Não sei se é por ter convivido durante toda a minha vida com pessoas bastante mais velhas que eu, mas tenho enraizados em mim alguns hábitos e regras de conduta que me custa muito quebrar. Coisas que na minha cabeça advém simplesmente do que acho ser boa educação, mas que se calhar não passam de velhos hábitos e velhas regras que, nos dias de hoje, não fazem sentido ter.
Não se liga para as pessoas depois das 22 horas. Não se começa a comer sem a pessoa mais velha o fazer. Não se dá o número de telemóvel sem se pedir autorização à pessoa em questão. Diz-se "com licença" ou "bom dia" quando estamos a sair de um elevador com pessoas que não conhecemos. Sei lá - são tantas pequeninas coisas que são tão normais para mim que tenho dificuldade em lembrar-me delas. Na verdade, só quando alguém as quebra é que eu me apercebo que elas existem dentro de mim.
Nos últimos dias tenho sido confrontada com todas as minhas "regras intrínsecas" envolvendo telemóveis. Não sou jornalista, mas como estou a trabalhar num sítio muito pequenino em que é preciso fazer de tudo, ser qualquer coisa parecida com jornalista é uma das atividades que tenho (esta semana foi tudo o que fiz, uma vez que o site onde vou trabalhar a maior parte do tempo ainda não está pronto). Posto isto, muito do que tenho de fazer é ligar para as pessoas - o que, para mim, é uma dor quase semelhante a beliscões consecutivos em todas as partes do meu corpo. Eu sou má a lidar com pessoas no geral, mas sou ainda pior a falar ao telemóvel - e tenho de me preparar psicologicamente antes de fazer cada chamada, respirar três vezes e ganhar coragem de cada vez que clico no botãozinho verde. (E agora vocês perguntam-se: e porque raio escolheste essa profissão? Acreditem, há dias em que me pergunto o mesmo). Mas a verdade é que já me sinto a melhorar e sei que é uma questão de tempo até esse desconforto me passar.
Mas enfim, aqui o busílis da questão está mesmo na transmissão despreocupada de números de telemóvel. Talvez eu pense como uma criatura do século passado, mas para mim um número de telemóvel ainda é algo pessoal. Mas, só no meu primeiro dia de trabalho, deram-me meia dezena de números de telefone para quem ligar, onde se incluíam figuras públicas - e eu fiquei um bocadinho atarantada. Talvez sejam muitos traumas juntos: detestar falar ao telemóvel, não gostar de falar com estranhos e achar sempre que sou chata e estou a incomodar as pessoas. Mas a verdade é que eu só pensava como iria abordar a questão e como eventualmente seria despachada a pontapé: "olá, eu sou a Carolina, colaboradora de um jornal ...", "mas como raio é que conseguiu o meu número?!?!?!".

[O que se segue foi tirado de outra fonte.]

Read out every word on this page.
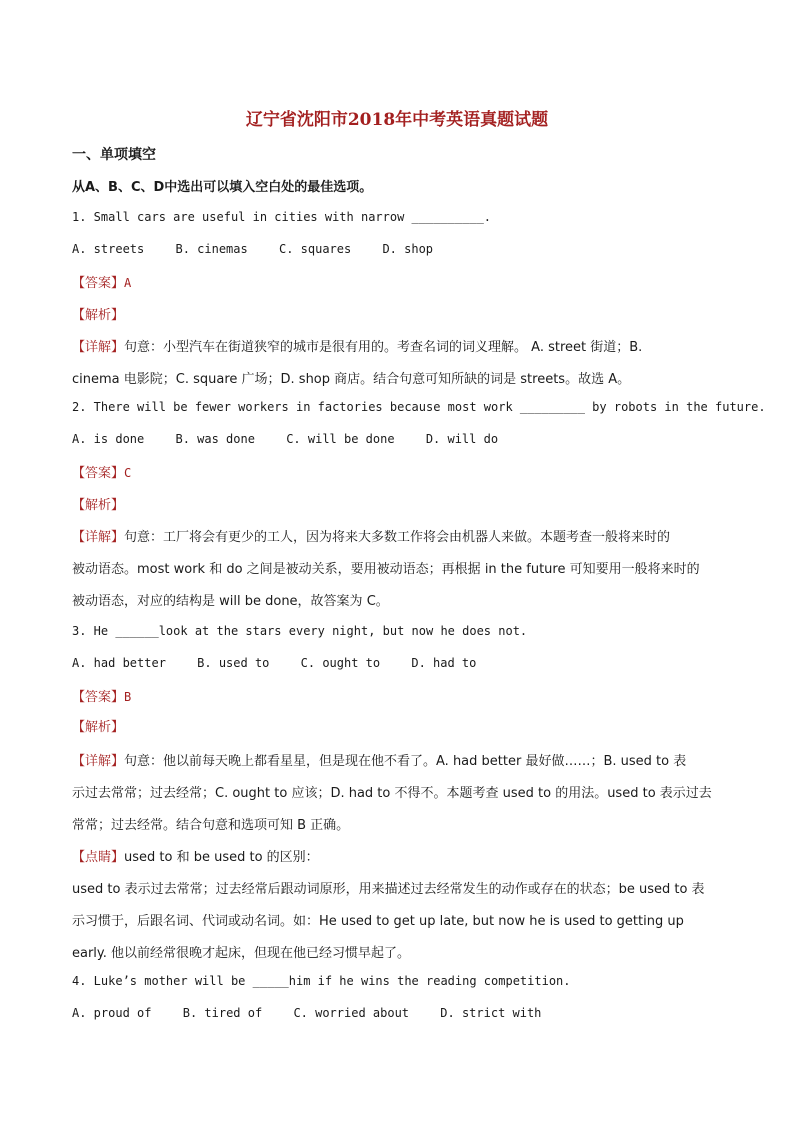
辽宁省沈阳市2018年中考英语真题试题
一、单项填空
从A、B、C、D中选出可以填入空白处的最佳选项。
1. Small cars are useful in cities with narrow __________.
A. streets	B. cinemas	C. squares	D. shop
【答案】A
【解析】
【详解】句意：小型汽车在街道狭窄的城市是很有用的。考查名词的词义理解。 A. street 街道；B.
cinema 电影院；C. square 广场；D. shop 商店。结合句意可知所缺的词是 streets。故选 A。
2. There will be fewer workers in factories because most work _________ by robots in the future.
A. is done	B. was done	C. will be done	D. will do
【答案】C
【解析】
【详解】句意：工厂将会有更少的工人，因为将来大多数工作将会由机器人来做。本题考查一般将来时的
被动语态。most work 和 do 之间是被动关系，要用被动语态；再根据 in the future 可知要用一般将来时的
被动语态，对应的结构是 will be done，故答案为 C。
3. He ______look at the stars every night, but now he does not.
A. had better	B. used to	C. ought to	D. had to
【答案】B
【解析】
【详解】句意：他以前每天晚上都看星星，但是现在他不看了。A. had better 最好做……；B. used to 表
示过去常常；过去经常；C. ought to 应该；D. had to 不得不。本题考查 used to 的用法。used to 表示过去
常常；过去经常。结合句意和选项可知 B 正确。
【点睛】used to 和 be used to 的区别：
used to 表示过去常常；过去经常后跟动词原形，用来描述过去经常发生的动作或存在的状态；be used to 表
示习惯于，后跟名词、代词或动名词。如：He used to get up late, but now he is used to getting up
early. 他以前经常很晚才起床，但现在他已经习惯早起了。
4. Luke’s mother will be _____him if he wins the reading competition.
A. proud of	B. tired of	C. worried about	D. strict with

Esta conversa ainda não aconteceu (a figura de quem falei foi, por acaso, super simpática e atenciosa), mas sei que um dia será o dia. Talvez pense à imagem daquilo que gosto que façam comigo. Vejo o telemóvel como uma coisa privada e não gosto que ande nas bocas do mundo - mas já percebi que, metendo-me neste universo, o meu telemóvel não será diferente do dos outros e fará parte dessas trocas infindáveis sem qualquer aviso prévio ou preocupação. Admito que me faz confusão. Sinto que estou a entrar na esfera privada de alguém e que os outros podem eventualmente entrar na minha - e, por isso, percebo que não gostem e tenham tendência a correr-me a pontapé.
Se calhar sou eu que sou retrógrada, já ninguém pensa assim e estamos de facto num admirável mundo novo. Ou então as pessoas têm simplesmente dinheiro para ter mais do que um telemóvel e o problema fica automaticamente resolvido. Mas, para mim, que me vejo obrigada a ligar a torto e a direito para pessoas que nunca vi à frente (e que eventualmente também vão guardar o meu número na lista delas) não deixa de ser estranho.